Integrated transcriptomics and metabolomics analyses reveal key pathway responses during the grain-filling stage in maize under waterlogging stress

Bujin Zhou^*Shaoli WeiJiaming QinJiaxing ZhengBingwei WangXiu ZhongAnxia HuangJingdan He^*Chengqiao Shi^*

• Guangxi Academy of Agricultural Science, Nanning, China

Crop tolerance to waterlogging significantly influences survival and productivity under waterlogging conditions. Elucidating the molecular mechanisms underlying waterlogging tolerance could facilitate the development of resilient crop varieties through breeding. This study conducted a comparative analysis of the physiological, transcriptional, and metabolic responses of a waterlogging-tolerant maize genotype Guidan162 (GD) and a waterlogging-sensitive genotype Zhaofeng 588 (ZF) during the grain filling stage. Phenotypic and physiological characteristics indicated that the leaf morphology of maize plants is affected, while the levels of peroxidase (POD) and catalase (CAT) and proline significantly increase under waterlogging stress. Transcriptomic analysis identified 3280 and 2260 differentially expressed genes (DEGs) between normal and waterlogged conditions in GD and ZF, respectively. KEGG enrichment analysis of DEGs revealed that pathways related to plant stress tolerance were enriched, including peroxisome, plant hormone signal transduction, and arginine and proline metabolism. In addition, metabolomic profiling revealed 359 and 209 differentially abundant metabolites (DAMs) in GD and ZF under waterlogging stress.
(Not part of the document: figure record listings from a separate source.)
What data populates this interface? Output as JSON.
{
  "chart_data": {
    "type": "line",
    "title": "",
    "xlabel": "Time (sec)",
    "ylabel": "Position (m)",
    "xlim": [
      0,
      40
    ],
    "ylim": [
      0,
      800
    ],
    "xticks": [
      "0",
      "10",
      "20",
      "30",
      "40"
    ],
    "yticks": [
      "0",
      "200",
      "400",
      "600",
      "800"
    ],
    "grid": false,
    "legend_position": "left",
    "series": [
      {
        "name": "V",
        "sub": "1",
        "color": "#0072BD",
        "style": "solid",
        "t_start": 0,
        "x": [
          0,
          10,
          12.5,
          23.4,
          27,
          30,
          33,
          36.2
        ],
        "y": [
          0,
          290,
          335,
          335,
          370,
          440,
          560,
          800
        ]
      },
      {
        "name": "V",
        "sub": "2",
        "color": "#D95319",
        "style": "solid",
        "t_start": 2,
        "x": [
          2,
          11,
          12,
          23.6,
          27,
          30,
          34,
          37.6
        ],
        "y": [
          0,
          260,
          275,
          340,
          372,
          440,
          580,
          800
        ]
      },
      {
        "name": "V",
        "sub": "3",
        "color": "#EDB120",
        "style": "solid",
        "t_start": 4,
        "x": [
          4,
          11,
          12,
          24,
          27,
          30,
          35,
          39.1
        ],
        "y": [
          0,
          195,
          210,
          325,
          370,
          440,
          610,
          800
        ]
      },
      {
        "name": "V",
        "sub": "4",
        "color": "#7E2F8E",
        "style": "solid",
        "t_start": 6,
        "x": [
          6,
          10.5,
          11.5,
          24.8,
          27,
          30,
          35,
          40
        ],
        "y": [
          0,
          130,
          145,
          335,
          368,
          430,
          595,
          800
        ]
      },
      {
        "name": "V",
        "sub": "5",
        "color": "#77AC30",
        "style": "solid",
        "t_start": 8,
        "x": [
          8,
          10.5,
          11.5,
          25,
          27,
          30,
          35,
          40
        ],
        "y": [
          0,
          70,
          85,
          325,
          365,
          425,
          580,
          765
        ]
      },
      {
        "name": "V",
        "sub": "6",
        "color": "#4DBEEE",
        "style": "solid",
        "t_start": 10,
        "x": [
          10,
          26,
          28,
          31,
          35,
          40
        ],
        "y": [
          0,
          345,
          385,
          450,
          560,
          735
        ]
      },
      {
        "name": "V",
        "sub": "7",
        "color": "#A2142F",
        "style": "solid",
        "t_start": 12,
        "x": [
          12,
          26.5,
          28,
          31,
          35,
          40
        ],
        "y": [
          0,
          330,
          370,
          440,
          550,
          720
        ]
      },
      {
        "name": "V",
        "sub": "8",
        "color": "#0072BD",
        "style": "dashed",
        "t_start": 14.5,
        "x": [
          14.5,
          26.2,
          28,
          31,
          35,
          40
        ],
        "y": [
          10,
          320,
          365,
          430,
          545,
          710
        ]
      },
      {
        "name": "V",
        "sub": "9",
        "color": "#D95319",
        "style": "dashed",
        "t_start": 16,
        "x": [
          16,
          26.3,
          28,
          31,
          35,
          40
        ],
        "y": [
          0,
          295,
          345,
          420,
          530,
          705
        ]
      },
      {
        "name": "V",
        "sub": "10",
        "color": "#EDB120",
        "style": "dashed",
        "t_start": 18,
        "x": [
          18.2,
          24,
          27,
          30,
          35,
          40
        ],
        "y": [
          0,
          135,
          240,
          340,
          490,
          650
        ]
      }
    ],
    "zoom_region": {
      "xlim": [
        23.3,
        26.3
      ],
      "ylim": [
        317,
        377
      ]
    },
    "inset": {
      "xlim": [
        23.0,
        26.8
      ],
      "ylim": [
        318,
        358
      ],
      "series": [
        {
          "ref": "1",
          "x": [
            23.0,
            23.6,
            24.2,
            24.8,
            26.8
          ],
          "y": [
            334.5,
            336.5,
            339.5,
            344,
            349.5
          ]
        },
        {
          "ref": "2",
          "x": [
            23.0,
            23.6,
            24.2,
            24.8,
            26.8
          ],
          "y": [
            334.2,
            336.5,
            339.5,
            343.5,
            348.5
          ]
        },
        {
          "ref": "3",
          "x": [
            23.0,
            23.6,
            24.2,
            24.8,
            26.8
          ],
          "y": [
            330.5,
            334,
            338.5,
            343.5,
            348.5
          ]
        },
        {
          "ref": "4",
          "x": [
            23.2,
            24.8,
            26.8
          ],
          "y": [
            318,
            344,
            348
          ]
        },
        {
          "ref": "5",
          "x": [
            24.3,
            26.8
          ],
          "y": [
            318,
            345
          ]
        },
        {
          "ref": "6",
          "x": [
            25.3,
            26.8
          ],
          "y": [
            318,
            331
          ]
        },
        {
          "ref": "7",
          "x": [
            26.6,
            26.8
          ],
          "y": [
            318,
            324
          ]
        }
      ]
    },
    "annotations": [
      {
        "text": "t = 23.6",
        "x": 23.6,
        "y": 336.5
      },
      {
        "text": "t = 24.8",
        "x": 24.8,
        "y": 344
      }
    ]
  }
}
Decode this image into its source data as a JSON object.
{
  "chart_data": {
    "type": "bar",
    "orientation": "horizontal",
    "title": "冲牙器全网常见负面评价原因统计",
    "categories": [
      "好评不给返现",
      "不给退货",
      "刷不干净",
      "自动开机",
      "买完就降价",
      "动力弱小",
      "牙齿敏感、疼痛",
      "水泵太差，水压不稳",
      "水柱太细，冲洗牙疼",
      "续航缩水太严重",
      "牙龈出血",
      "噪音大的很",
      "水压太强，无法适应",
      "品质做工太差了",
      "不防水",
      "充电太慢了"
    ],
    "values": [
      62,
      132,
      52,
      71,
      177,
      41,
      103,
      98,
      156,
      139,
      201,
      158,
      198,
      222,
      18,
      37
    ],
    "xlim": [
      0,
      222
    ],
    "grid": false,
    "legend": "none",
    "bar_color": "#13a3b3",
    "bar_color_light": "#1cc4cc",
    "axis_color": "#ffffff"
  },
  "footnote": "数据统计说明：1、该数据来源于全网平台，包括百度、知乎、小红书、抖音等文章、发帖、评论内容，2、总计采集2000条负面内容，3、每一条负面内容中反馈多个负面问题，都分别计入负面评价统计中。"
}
Many of these DAMs participate in arginine and proline metabolism, plant signal transduction, and glutathione metabolism. Integrated transcriptomic and metabolomic analyses highlighted significant enrichment in abscisic acid (ABA) signaling, glutathione metabolism, and proline biosynthesis pathways. Several key candidate genes-including Arginase, PIP, P4H, PYR/PYL, PP2C, SnRK2, ABF, IDH, GPX, GGCT, OXP, and GCL were implicated in conferring waterlogging tolerance. These findings provide new in sights into the complex molecular mechanisms of waterlogging tolerance in maize.